The trade off with a higher number of shards is the number of requests needed to find the high or low sequence number for a processor.
We can read the value of 100 shards per request to dynamodb, so reading 1000 shards takes 10 (parallel) requests, 10000 takes 100, etc.

The reference.conf for this journal also contains the following settings for spray and akka.

spray.can.host-connector.max-connections = 600 akka.persistence.journal.max-message-batch-size = 4000


Development

dev setup

  • install forego if you dont have it.

  • run bin/get-dynamodb-local

this downloads and unpacks the dynamodb local to a subdir of ./dynamodb-local

  • cp .env.sample .env

  • make sure the DYNAMODB_RELEASE var in .env matches the date of the distro that was placed in ./dynamodb-local

  • forego start

This starts the local dynamodb instance

In another shell

  • forego run sbt test

dynamodb table structure discussion

the structure for journal storage in dynamodb has evolved over iterations of performance tuning. Most of these lessons were learned in creating the eventsourced dynamodb journal, but apply here as well.

naiive structure

When initially modelling journal storage in dynamo, it seems natural to use a simple structure similar to this

processorId  : S : HashKey
sequenceNr   : N : RangeKey
deleted      : S
confirmations: SS
payload      : B

This maps very well to the operations a journal needs to solve.

writeMessage      -> PutItem
writeConfirmation -> UpdateItem with set add
deleteMessage     -> UpdateItem (mark deleted) or DeleteItem (permanent delete)
replayMessages    -> Query by processorId, conditions and ordered by sequenceNr, ascending
highCounter       -> Query by processorId, conditions and ordered by sequenceNr, descending limit 1

However this layout suffers from scalability problems. Since the hash key is used to locate the data storage node, all writes for a single processor will go to the same dynamodb node, which limits throughput and invites throttling, no matter the level of throughput provisioned for a table.
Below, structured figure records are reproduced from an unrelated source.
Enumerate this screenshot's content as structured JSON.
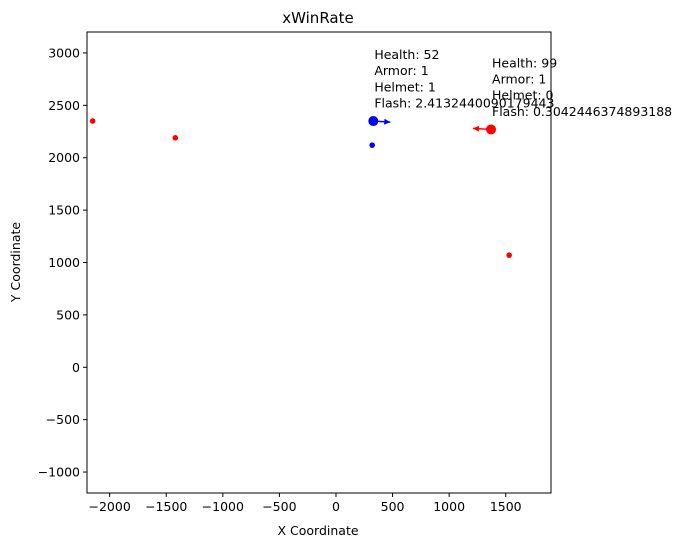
{
  "chart_data": {
    "type": "scatter",
    "title": "xWinRate",
    "xlabel": "X Coordinate",
    "ylabel": "Y Coordinate",
    "xlim": [
      -2200,
      1900
    ],
    "ylim": [
      -1200,
      3200
    ],
    "xticks": [
      -2000,
      -1500,
      -1000,
      -500,
      0,
      500,
      1000,
      1500
    ],
    "yticks": [
      -1000,
      -500,
      0,
      500,
      1000,
      1500,
      2000,
      2500,
      3000
    ],
    "grid": false,
    "colors": {
      "blue": "#0000ff",
      "red": "#ff0000"
    },
    "points": [
      {
        "x": 330,
        "y": 2350,
        "color": "blue",
        "size": "large"
      },
      {
        "x": 320,
        "y": 2120,
        "color": "blue",
        "size": "small"
      },
      {
        "x": 1370,
        "y": 2270,
        "color": "red",
        "size": "large"
      },
      {
        "x": -2150,
        "y": 2350,
        "color": "red",
        "size": "small"
      },
      {
        "x": -1420,
        "y": 2190,
        "color": "red",
        "size": "small"
      },
      {
        "x": 1530,
        "y": 1070,
        "color": "red",
        "size": "small"
      }
    ],
    "arrows": [
      {
        "from": [
          330,
          2350
        ],
        "to": [
          480,
          2340
        ],
        "color": "blue"
      },
      {
        "from": [
          1370,
          2270
        ],
        "to": [
          1210,
          2280
        ],
        "color": "red"
      }
    ],
    "annotations": [
      {
        "x": 330,
        "y": 2350,
        "lines": [
          "Health: 52",
          "Armor: 1",
          "Helmet: 1",
          "Flash: 2.4132440090179443"
        ]
      },
      {
        "x": 1370,
        "y": 2270,
        "lines": [
          "Health: 99",
          "Armor: 1",
          "Helmet: 0",
          "Flash: 0.3042446374893188"
        ]
      }
    ]
  }
}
The hash key just gets too hot. Also this limits replay throughput since you have to step through a sequence of queries, where you use the last processed item in query N for query N+1.

higher throughput structure.
P -> PersistentRepr
SH -> SequenceHigh
SL -> SequenceLow

Persistent Data

journalName"-P"-processorId-sequenceNr  : S : HashKey
deleted                     : S
confirmations               : SS
payload                     : B

High and Low Sequence Numbers

journalName"-SH"-processorId-(sequenceNr % sequenceShards): S : HashKey
sequenceNr                                    : N

journalName"-SL"-processorId-(sequenceNr % sequenceShards): S : HashKey
sequenceNr                                    : N

This is somewhat more difficult to code, but offers higher throughput possibilities. Notice that the items that hold the high and low sequence are sharded, rather than using a single item to store the counter. If we only used a single item, we would suffer from the same hot key problems as our first structure.

writeMessage      -> BatchPutItem (P and SH)
writeConfirmation -> UpdateItem with set add
deleteMessage     -> BatchPutItem (mark deleted, set SL) or BatchPutItem (permanent delete, set SL)
replayMessages    -> Parallel BatchGet all P items for the processor
highCounter       -> Parallel BatchGet all SH shards for the processor, find max.
lowCounter        -> Parallel BatchGet all SL shards for the processor, find min.